We evaluated the genome stability between pre- and post-PAT lines by WGS, at the levels of somy, SNPs, and INDELs. i) At the somy level, we observed variability of karyotypes in a strain-specific manner. The number of aneuploid chromosomes/strain ranged from 1 to 10. Trisomy of chromosomes 5, 11, 25, and 29 and tetrasomy of chromosome 31 were among the most frequent occurrences being present in at least three out of the nine strains. For each strain, the original overall ploidy of the post-PAT lineage was identical to the corresponding post-PBS lineage ( Figure 4A ). ii) Compared with the L. braziliensis reference genome (MHOM/BR/75/M2904), a total of 163,823 high-quality SNPs and 17,055 high-quality INDELs were called across our panel of 18 lineages. A maximum likelihood phylogenetic tree based on SNPs shows that each post-PAT lineage clusters with its corresponding control, post-PBS lineage ( Figure 4B ), reflecting the high genomic similarity between post-PAT and post- PBS lineages. Indeed, each post-PAT lineage showed differences from its corresponding control lineage at only 11 to 208 SNP loci and 76 to 119 INDEL loci, the majority of which (73.4% SNPs and 93.1% INDELs) occurred in the non-coding region of the genome ( Supplementary Data ). None of these variants occurred in a homozygous state; in other words, all variants were either absent in the post-PBS lineage and heterozygous in the post-PAT lineage, or vice versa. For each strain, the genomic analysis indicates that PAT-exposed lines are genomically very similar to their parental line and that, although a limited number of mutations occur, they are not in genes known to be related to drug resistance in Leishmania.

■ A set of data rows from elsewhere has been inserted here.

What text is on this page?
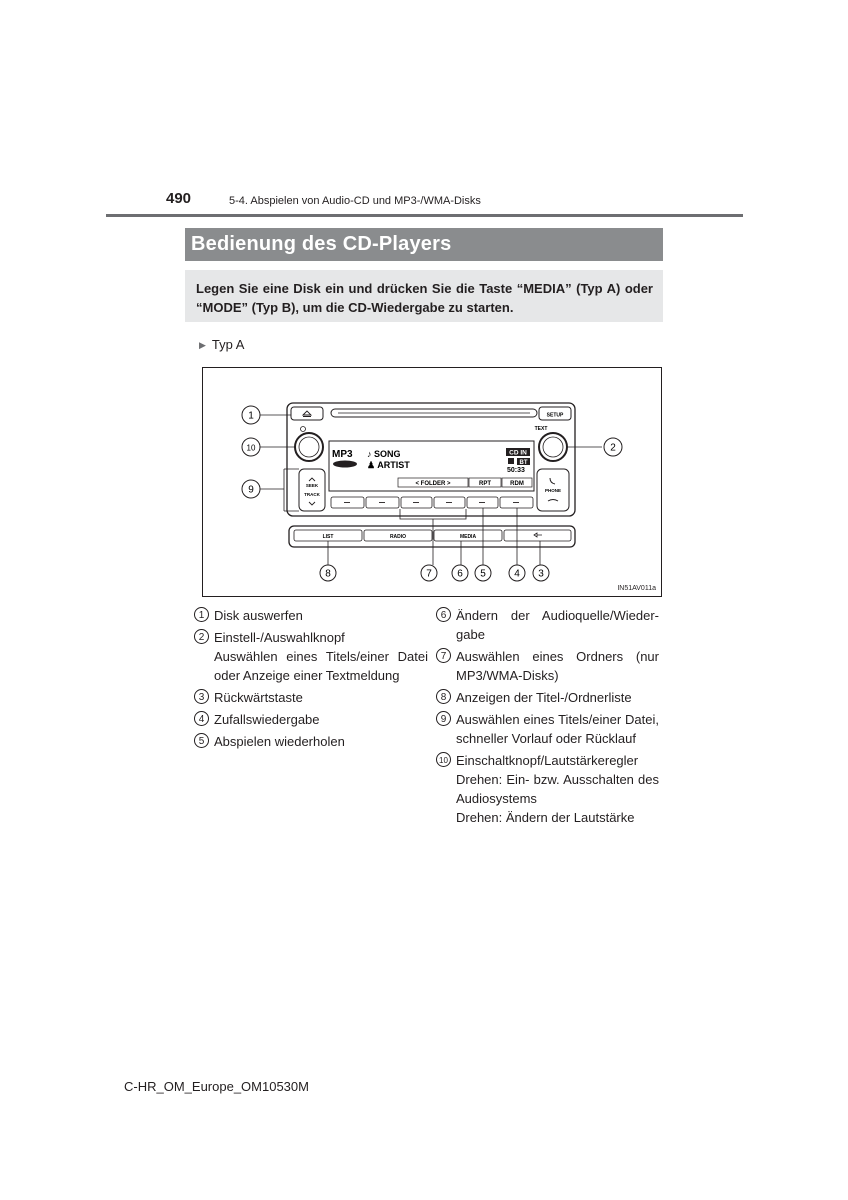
490	5-4. Abspielen von Audio-CD und MP3-/WMA-Disks
Bedienung des CD-Players
Legen Sie eine Disk ein und drücken Sie die Taste “MEDIA” (Typ A) oder “MODE” (Typ B), um die CD-Wiedergabe zu starten.
▶ Typ A
SETUP
TEXT
SEEK
TRACK
PHONE
MP3 ♪ SONG
♟ ARTIST
CD IN
BT
50:33
< FOLDER >	RPT	RDM
LIST	RADIO	MEDIA
1
10
9
2
3
4
5
6
7
8
IN51AV011a
1 Disk auswerfen
2 Einstell-/Auswahlknopf
Auswählen eines Titels/einer Datei oder Anzeige einer Textmeldung
3 Rückwärtstaste
4 Zufallswiedergabe
5 Abspielen wiederholen
6 Ändern der Audioquelle/Wieder-gabe
7 Auswählen eines Ordners (nur MP3/WMA-Disks)
8 Anzeigen der Titel-/Ordnerliste
9 Auswählen eines Titels/einer Datei, schneller Vorlauf oder Rücklauf
10 Einschaltknopf/Lautstärkeregler
Drehen: Ein- bzw. Ausschalten des Audiosystems
Drehen: Ändern der Lautstärke
C-HR_OM_Europe_OM10530M
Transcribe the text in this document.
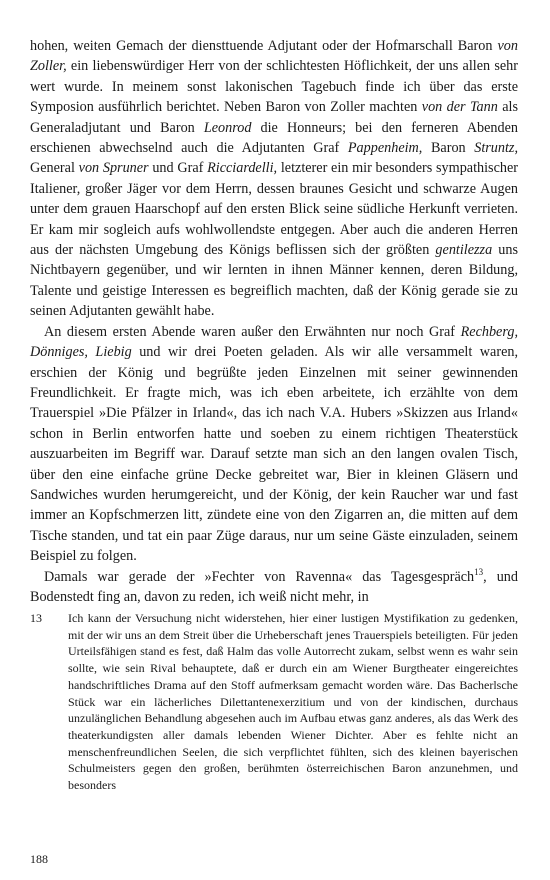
hohen, weiten Gemach der diensttuende Adjutant oder der Hofmarschall Baron von Zoller, ein liebenswürdiger Herr von der schlichtesten Höflichkeit, der uns allen sehr wert wurde. In meinem sonst lakonischen Tagebuch finde ich über das erste Symposion ausführlich berichtet. Neben Baron von Zoller machten von der Tann als Generaladjutant und Baron Leonrod die Honneurs; bei den ferneren Abenden erschienen abwechselnd auch die Adjutanten Graf Pappenheim, Baron Struntz, General von Spruner und Graf Ricciardelli, letzterer ein mir besonders sympathischer Italiener, großer Jäger vor dem Herrn, dessen braunes Gesicht und schwarze Augen unter dem grauen Haarschopf auf den ersten Blick seine südliche Herkunft verrieten. Er kam mir sogleich aufs wohlwollendste entgegen. Aber auch die anderen Herren aus der nächsten Umgebung des Königs beflissen sich der größten gentilezza uns Nichtbayern gegenüber, und wir lernten in ihnen Männer kennen, deren Bildung, Talente und geistige Interessen es begreiflich machten, daß der König gerade sie zu seinen Adjutanten gewählt habe.

An diesem ersten Abende waren außer den Erwähnten nur noch Graf Rechberg, Dönniges, Liebig und wir drei Poeten geladen. Als wir alle versammelt waren, erschien der König und begrüßte jeden Einzelnen mit seiner gewinnenden Freundlichkeit. Er fragte mich, was ich eben arbeitete, ich erzählte von dem Trauerspiel »Die Pfälzer in Irland«, das ich nach V.A. Hubers »Skizzen aus Irland« schon in Berlin entworfen hatte und soeben zu einem richtigen Theaterstück auszuarbeiten im Begriff war. Darauf setzte man sich an den langen ovalen Tisch, über den eine einfache grüne Decke gebreitet war, Bier in kleinen Gläsern und Sandwiches wurden herumgereicht, und der König, der kein Raucher war und fast immer an Kopfschmerzen litt, zündete eine von den Zigarren an, die mitten auf dem Tische standen, und tat ein paar Züge daraus, nur um seine Gäste einzuladen, seinem Beispiel zu folgen.

Damals war gerade der »Fechter von Ravenna« das Tagesgespräch$^{13}$, und Bodenstedt fing an, davon zu reden, ich weiß nicht mehr, in

13 Ich kann der Versuchung nicht widerstehen, hier einer lustigen Mystifikation zu gedenken, mit der wir uns an dem Streit über die Urheberschaft jenes Trauerspiels beteiligten. Für jeden Urteilsfähigen stand es fest, daß Halm das volle Autorrecht zukam, selbst wenn es wahr sein sollte, wie sein Rival behauptete, daß er durch ein am Wiener Burgtheater eingereichtes handschriftliches Drama auf den Stoff aufmerksam gemacht worden wäre. Das Bacherlsche Stück war ein lächerliches Dilettantenexerzitium und von der kindischen, durchaus unzulänglichen Behandlung abgesehen auch im Aufbau etwas ganz anderes, als das Werk des theaterkundigsten aller damals lebenden Wiener Dichter. Aber es fehlte nicht an menschenfreundlichen Seelen, die sich verpflichtet fühlten, sich des kleinen bayerischen Schulmeisters gegen den großen, berühmten österreichischen Baron anzunehmen, und besonders

188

Persisters represent another manifestation of quiescence and DT; in bacteriology, these correspond to a subpopulation of DT cells that can survive antibiotic treatment much better than the majority of the population (Barrett et al., 2019). We explored the occurrence of persister-like cells in promastigotes of L. braziliensis PER191 EGFP Cl5 under two conditions of prolonged stress (see Figure 5A for a description of the experimental design): i) by long-term stationary culture, where cells were maintained without subculturing and without PAT over 14 days (Sta D14), and ii) by exposing exponentially growing cells to PAT and maintaining the drug pressure (exposure 1) over 14 days (Log PAT D14). We reasoned that in these cultures majority of the cells would be dead, and only the ones with persister-like properties would remain. In both stress conditions, we tested the resilience of the survivors on day 14, by treating them (exposure 2) with PAT or PBS as untreated control, over 24 h; we measured viability, rEGFP expression, and reversibility to proliferative state.